Different localities have different arrangements for palliative care. If in doubt, ask your oncology nurse or GP.

Planning for the end of your life

If you’re reading this section, you have either reached the stage that there are no treatments left and your cancer is progressing, or you’re curious to know what the worst-case scenario is, even if you’re not there yet. None of this is easy, but it is important to think, talk and plan about where you want to die, and make sure your doctors and family are aware of your wishes.

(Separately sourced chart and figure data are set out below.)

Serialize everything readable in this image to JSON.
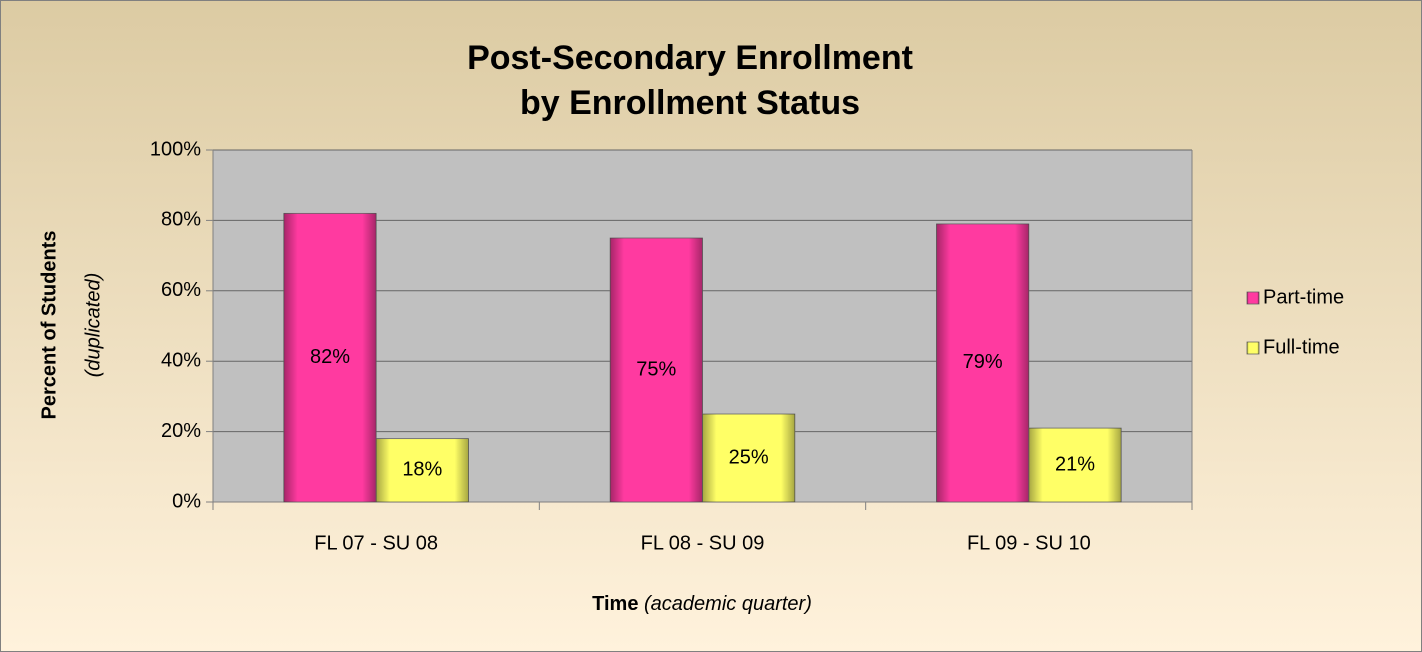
{
  "chart_data": {
    "type": "bar",
    "title_lines": [
      "Post-Secondary Enrollment",
      "by Enrollment Status"
    ],
    "ylabel": "Percent of Students",
    "ylabel_note": "(duplicated)",
    "xlabel": "Time",
    "xlabel_note": "(academic quarter)",
    "categories": [
      "FL 07 - SU 08",
      "FL 08 - SU 09",
      "FL 09 - SU 10"
    ],
    "series": [
      {
        "name": "Part-time",
        "color": "#ff3aa0",
        "values": [
          82,
          75,
          79
        ],
        "value_labels": [
          "82%",
          "75%",
          "79%"
        ]
      },
      {
        "name": "Full-time",
        "color": "#ffff66",
        "values": [
          18,
          25,
          21
        ],
        "value_labels": [
          "18%",
          "25%",
          "21%"
        ]
      }
    ],
    "ylim": [
      0,
      100
    ],
    "yticks": [
      {
        "value": 0,
        "label": "0%"
      },
      {
        "value": 20,
        "label": "20%"
      },
      {
        "value": 40,
        "label": "40%"
      },
      {
        "value": 60,
        "label": "60%"
      },
      {
        "value": 80,
        "label": "80%"
      },
      {
        "value": 100,
        "label": "100%"
      }
    ],
    "grid": true,
    "legend": "right"
  }
}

The finality of knowing that you are going to die soon can make you feel fear, anxiety, anger, hopelessness, guilt, loneliness, depression and grief. Add to this worrying about what will happen to your family when you have gone can be incredibly overwhelming. We cannot even pretend to understand what this is like. However, we have both watched close friends die from cancer, and seen the different ways in which they coped.

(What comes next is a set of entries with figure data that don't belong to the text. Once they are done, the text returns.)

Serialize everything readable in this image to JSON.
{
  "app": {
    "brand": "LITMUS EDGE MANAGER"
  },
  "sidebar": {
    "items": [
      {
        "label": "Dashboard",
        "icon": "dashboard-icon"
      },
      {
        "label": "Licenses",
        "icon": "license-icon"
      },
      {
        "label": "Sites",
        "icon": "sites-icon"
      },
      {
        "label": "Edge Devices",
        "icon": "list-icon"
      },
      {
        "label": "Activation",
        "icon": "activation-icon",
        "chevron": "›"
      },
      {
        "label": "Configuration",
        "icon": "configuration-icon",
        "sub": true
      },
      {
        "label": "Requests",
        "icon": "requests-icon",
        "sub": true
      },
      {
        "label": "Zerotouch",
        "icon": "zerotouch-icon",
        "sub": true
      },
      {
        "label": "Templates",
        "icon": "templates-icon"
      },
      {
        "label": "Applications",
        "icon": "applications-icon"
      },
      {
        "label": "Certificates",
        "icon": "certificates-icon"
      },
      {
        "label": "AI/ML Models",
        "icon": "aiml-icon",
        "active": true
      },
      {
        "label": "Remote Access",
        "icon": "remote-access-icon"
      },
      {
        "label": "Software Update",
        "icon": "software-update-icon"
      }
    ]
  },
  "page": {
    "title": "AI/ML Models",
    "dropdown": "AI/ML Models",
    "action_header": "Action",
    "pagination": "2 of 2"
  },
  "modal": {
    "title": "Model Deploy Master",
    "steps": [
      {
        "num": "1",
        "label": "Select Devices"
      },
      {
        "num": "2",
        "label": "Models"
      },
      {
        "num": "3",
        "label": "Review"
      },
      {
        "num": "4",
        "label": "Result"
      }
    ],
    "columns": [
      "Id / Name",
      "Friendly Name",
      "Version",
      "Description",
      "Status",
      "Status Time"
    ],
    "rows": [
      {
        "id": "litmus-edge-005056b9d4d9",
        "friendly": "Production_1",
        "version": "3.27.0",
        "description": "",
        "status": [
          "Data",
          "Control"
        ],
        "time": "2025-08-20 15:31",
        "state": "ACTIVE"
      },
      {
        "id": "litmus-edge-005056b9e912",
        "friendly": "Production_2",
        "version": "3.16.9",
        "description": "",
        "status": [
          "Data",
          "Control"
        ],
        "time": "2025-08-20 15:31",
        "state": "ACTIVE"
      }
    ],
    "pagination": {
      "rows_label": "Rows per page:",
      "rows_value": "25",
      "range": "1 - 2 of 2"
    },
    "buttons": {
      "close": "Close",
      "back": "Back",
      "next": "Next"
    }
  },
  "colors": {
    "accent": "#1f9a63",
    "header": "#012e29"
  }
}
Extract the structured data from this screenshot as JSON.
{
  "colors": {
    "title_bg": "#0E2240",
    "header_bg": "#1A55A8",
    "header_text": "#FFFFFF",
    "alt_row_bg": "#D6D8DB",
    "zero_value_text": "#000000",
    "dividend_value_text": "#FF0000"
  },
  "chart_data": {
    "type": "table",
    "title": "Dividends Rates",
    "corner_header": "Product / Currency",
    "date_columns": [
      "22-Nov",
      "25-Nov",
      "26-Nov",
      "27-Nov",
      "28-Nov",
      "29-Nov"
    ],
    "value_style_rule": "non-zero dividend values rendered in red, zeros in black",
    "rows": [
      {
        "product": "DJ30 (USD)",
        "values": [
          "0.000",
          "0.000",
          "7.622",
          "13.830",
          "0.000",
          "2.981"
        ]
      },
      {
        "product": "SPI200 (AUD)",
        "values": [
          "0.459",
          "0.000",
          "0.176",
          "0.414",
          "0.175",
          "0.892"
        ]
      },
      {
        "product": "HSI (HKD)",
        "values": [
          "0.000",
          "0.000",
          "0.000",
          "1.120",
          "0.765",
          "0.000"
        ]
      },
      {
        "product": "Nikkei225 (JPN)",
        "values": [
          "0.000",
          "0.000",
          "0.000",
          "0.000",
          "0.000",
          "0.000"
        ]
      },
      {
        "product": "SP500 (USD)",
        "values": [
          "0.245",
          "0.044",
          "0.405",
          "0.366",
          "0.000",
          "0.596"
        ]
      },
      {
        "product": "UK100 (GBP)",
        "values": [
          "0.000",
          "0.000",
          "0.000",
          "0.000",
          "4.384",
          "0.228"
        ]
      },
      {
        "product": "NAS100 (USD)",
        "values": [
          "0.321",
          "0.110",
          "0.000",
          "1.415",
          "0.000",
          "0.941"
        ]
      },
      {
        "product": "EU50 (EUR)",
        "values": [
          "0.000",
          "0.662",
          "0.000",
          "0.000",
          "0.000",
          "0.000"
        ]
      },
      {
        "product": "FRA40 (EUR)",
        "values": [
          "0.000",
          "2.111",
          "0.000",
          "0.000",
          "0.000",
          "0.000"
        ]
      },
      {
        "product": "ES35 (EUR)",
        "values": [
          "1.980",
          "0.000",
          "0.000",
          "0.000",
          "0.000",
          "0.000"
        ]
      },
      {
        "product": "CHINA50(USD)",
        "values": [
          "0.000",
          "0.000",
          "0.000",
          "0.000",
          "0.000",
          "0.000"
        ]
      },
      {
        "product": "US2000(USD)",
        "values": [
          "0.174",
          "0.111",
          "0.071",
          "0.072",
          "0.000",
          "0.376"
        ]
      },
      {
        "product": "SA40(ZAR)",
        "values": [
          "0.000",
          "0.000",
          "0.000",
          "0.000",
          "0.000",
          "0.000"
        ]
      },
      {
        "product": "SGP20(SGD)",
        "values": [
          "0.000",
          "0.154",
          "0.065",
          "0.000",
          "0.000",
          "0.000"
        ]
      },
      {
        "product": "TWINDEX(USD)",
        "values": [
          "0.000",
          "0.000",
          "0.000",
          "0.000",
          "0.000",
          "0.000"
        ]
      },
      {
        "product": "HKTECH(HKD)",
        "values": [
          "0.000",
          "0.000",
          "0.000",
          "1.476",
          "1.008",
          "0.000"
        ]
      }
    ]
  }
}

Some patients have said that facing up to the reality of death, planning for it and talking to family and doctors about it can help with negative emotions. You may sleep easier and be able to take one day at a time if you have a plan for your own end-of-life and have begun to settle your affairs. This isn’t giving up; it’s getting real. Taking some control back may bring you a sense of relief and even peace. Indeed, you may find that you are better able to face reality than some of your loved ones.

Some people have a bucket list of things they want to do before they die, but if you suddenly become too ill to complete it, this could make you feel worse. Instead, you might want to create something enduring for your loved ones (perhaps in the form of a ‘memory box’ of photos and your favourite things, letters to be opened on future birthdays, or a book or blog). You may have a project you want to finish – or hand on – before you die.

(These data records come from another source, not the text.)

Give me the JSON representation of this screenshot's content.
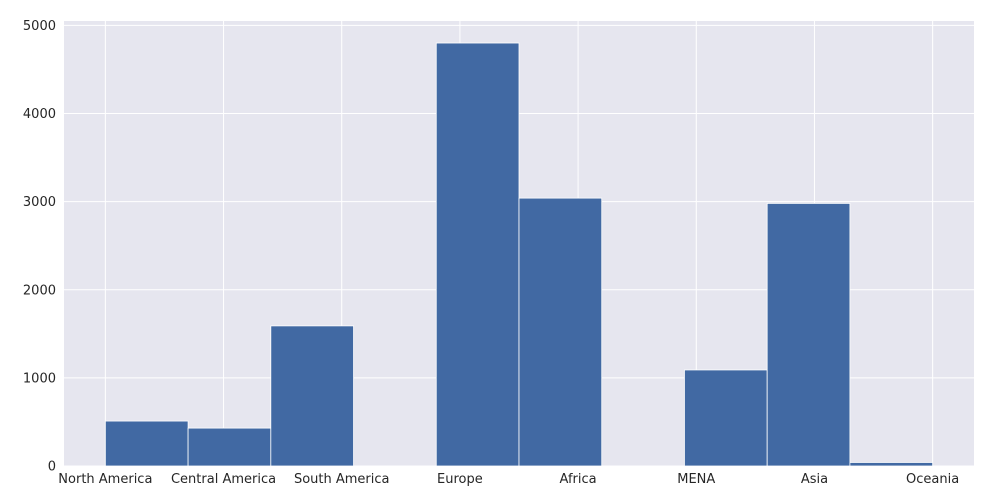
{
  "chart_data": {
    "type": "bar",
    "title": "",
    "xlabel": "",
    "ylabel": "",
    "x_tick_labels": [
      "North America",
      "Central America",
      "South America",
      "Europe",
      "Africa",
      "MENA",
      "Asia",
      "Oceania"
    ],
    "bins": [
      {
        "x0": 0.0,
        "x1": 0.7,
        "value": 510
      },
      {
        "x0": 0.7,
        "x1": 1.4,
        "value": 430
      },
      {
        "x0": 1.4,
        "x1": 2.1,
        "value": 1590
      },
      {
        "x0": 2.1,
        "x1": 2.8,
        "value": 0
      },
      {
        "x0": 2.8,
        "x1": 3.5,
        "value": 4800
      },
      {
        "x0": 3.5,
        "x1": 4.2,
        "value": 3040
      },
      {
        "x0": 4.2,
        "x1": 4.9,
        "value": 0
      },
      {
        "x0": 4.9,
        "x1": 5.6,
        "value": 1090
      },
      {
        "x0": 5.6,
        "x1": 6.3,
        "value": 2980
      },
      {
        "x0": 6.3,
        "x1": 7.0,
        "value": 40
      }
    ],
    "xlim": [
      -0.35,
      7.35
    ],
    "ylim": [
      0,
      5050
    ],
    "yticks": [
      0,
      1000,
      2000,
      3000,
      4000,
      5000
    ],
    "grid": true,
    "legend": "none",
    "colors": {
      "bar": "#4169a3",
      "plot_background": "#e6e6ef",
      "grid": "#ffffff",
      "tick_text": "#262626"
    }
  }
}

You should almost certainly make a will, sort out your financial affairs and pull together documents your partner or family will need after your death (such as passwords to any accounts you’d like them to be able to access, and your life insurance details, if relevant). If you have young children or pets, you should think about making plans for how they will be looked after when you die. You may wish to give your partner Lasting Power of Attorney especially if there is a possibility that you may lose your ability to make your own decisions. An advance directive (‘living will’) is also a good idea. Macmillan call this an Advance Decision to Refuse Treatment and cover it in the ‘Sorting Things Out’ section on their website (www.macmillan.org.uk). You may also want to think about your funeral. This is never going to be easy, but you might want to talk about this with your loved ones so they know what you would like when the inevitable happens. Do you have a favourite song that you want to be played, or want everyone to wear your favourite colour? Instead of people sending flowers, you may want to ask them to donate to a cause close to your heart.

Death and dying remains a taboo subject in our society. The excellent charity Dying Matters (www.dyingmatters.org) offers more information for the dying and their loved ones, and also campaigns for more openness about death and dying. Another excellent website is Compassion in Dying (https://compassionindying.org.uk).

Coping with a diagnosis of secondary breast cancer must be incredibly difficult, and neither of us can imagine what you are going through. We do want you to know that you don’t need to stay positive all the time, and that it is okay to swear and shout and cry if it helps. Although your diagnosis may seem like a death sentence at the time, there are many women who still live a fulfilling and active life in between their regular treatments, and outlive their predicted survival. There is also a large online community of women who are constantly pushing for more research into metastatic cancer, and we live in hope that one day a drug will be developed that will cure breast cancer.